ビル・ゲイツと妻のメリンダ・ゲイツ(Kevin Mazur / by Getty Images for Robin Hood)

ビル&メリンダ・ゲイツ財団はこのほど、大学生支援を目的とした2000万ドル(約22億円)規模の助成金プログラム「インターミディアリーズ・フォー・スケール(Intermediaries For Scale)」の創設を発表した。

同プログラムは12の既存教育機関への資金提供を通じ、大学がより学生中心的な組織となり、低所得や第1世代(家族で初めて大学に進学した人)、有色人種の学生や、社会人の進学者の学業目標達成を支援できるようにすることを目指す。

インターミディアリー(仲介者)として選ばれた12組織は、大学卒業や学生の成功を長年にわたり支援してきた。ゲイツ財団は選考理由の一つとして、これらの組織が大学から高等教育の変革における良きパートナーとしての信頼を受けていることを挙げている。

同財団は、このプログラムが必要とされる理由をこう説明している。「大学に対しては、より学生中心的な組織へと変わらなくてはならないという圧力が高まっている。人口構成の変化、教育を受けた労働者に対する需要の高まり、財務的重圧の強まり、一般からの信頼の低下によって、自校のプログラムやサービスについて再考・再設計する大学が増えている」

プレスリリースによると、12組織は次の4つに注力する。

・大学をより学生中心的に変える取り組みについての意識を向上させる
・大学の意思決定プロセス(と意思決定者)に対し、学生の成果向上に向けた方針や措置の導入と実施をめぐる選択肢や機会、リスクについての情報を提供する
・方針や措置を変更する際の指針の提供や、そうした変更の影響・効率性の測定を通じ、変革の取り組みを支援する
・大学間の関係作りを支援し、ベストプラクティスや実践により得た教訓に関する大学間のタイムリーで効率的な情報交換を促進する

プログラムの第1段階(2020〜2021年)では、参加する組織が変革に興味を持つ大学を支援する能力を構築する。

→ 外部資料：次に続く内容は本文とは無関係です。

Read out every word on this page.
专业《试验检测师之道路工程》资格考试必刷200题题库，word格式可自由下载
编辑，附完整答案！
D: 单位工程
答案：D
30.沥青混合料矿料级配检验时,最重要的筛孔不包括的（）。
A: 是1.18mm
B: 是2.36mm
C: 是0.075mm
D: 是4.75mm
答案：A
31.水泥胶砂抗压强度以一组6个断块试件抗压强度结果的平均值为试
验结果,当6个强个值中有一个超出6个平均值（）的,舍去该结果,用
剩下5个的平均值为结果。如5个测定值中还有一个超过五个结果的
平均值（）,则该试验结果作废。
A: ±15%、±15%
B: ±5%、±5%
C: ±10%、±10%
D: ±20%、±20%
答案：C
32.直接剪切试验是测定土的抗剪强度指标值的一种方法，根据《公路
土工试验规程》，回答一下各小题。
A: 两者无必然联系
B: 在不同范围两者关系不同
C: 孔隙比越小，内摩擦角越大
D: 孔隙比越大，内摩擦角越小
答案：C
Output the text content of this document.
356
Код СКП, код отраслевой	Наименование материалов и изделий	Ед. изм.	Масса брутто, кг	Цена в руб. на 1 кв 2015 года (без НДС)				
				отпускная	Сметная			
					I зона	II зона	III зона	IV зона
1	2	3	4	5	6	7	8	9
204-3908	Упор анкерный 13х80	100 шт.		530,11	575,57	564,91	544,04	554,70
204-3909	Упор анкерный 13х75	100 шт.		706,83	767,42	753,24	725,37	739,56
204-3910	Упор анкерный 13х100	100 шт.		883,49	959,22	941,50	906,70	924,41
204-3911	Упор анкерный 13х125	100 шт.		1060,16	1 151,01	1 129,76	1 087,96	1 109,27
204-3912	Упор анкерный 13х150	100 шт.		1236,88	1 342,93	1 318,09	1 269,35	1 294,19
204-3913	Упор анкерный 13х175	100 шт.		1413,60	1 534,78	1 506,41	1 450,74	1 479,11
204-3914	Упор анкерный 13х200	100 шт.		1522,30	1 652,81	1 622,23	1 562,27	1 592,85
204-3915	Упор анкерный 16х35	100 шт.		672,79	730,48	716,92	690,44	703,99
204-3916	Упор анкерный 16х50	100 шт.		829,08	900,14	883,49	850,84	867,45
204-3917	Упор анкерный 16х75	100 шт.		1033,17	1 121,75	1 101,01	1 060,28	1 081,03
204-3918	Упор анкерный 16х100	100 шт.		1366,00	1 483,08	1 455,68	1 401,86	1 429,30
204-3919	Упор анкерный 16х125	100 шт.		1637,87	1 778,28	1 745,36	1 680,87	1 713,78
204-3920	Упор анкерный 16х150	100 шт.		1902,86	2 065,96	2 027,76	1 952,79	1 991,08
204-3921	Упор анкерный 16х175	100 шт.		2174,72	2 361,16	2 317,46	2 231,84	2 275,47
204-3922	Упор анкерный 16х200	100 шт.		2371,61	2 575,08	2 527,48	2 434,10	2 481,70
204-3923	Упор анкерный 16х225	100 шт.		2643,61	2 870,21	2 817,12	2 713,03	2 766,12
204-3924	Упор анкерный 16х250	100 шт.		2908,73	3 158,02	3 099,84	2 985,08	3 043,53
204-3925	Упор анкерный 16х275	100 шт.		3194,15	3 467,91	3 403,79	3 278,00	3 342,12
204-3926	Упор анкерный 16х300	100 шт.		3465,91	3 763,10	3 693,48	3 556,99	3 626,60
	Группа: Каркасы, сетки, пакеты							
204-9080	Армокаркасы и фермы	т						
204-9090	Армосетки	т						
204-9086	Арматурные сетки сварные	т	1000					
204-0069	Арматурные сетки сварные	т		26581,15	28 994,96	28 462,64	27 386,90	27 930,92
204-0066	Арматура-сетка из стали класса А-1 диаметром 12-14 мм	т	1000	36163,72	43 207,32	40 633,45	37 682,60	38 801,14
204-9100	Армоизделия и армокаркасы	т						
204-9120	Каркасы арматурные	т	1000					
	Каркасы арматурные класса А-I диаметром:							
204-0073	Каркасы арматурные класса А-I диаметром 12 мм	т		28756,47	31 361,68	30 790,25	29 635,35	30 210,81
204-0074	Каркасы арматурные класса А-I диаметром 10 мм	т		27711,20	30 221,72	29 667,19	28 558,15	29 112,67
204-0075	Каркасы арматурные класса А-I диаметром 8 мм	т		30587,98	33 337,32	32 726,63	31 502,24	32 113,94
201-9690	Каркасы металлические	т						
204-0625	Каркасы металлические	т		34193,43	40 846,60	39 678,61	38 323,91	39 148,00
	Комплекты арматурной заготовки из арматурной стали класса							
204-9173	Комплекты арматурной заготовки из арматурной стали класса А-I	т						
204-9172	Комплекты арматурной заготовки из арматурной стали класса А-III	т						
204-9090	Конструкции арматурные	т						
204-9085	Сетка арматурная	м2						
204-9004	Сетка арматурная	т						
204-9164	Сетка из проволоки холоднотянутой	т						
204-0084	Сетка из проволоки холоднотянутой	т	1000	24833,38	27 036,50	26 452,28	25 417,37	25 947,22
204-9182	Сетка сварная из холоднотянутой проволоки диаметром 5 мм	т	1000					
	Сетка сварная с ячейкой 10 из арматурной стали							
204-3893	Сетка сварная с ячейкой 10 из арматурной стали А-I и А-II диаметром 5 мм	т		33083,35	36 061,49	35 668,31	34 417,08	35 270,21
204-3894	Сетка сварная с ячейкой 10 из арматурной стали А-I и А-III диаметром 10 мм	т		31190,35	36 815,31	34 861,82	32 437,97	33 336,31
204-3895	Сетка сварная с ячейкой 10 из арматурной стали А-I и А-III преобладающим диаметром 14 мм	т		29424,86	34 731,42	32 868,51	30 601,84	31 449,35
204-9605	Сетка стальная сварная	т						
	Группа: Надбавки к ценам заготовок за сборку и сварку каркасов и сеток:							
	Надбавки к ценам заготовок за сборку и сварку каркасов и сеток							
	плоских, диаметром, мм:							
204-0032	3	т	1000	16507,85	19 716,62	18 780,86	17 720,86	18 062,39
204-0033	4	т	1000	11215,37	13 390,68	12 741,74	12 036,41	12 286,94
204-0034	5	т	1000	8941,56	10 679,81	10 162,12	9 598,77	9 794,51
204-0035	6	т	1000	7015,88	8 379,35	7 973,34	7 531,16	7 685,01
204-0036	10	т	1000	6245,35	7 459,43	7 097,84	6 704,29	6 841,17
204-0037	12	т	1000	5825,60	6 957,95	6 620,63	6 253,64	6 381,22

長期目標は、数年間で少なくとも300校に活動を広げることだ。

学生の成功支援は多くの大学の優先事項となっており、学生指導の強化や授業日程の見直し、予算の再分配、カリキュラム改革、学費援助制度の改定など、さまざまな策がとられてきた。こうした変革の寿命や効果は、各校の教職員の支持をどの程度得られているかによって変わってくる。このプログラムの目標達成のためには、教職員による最大限の参画が非常に重要だ。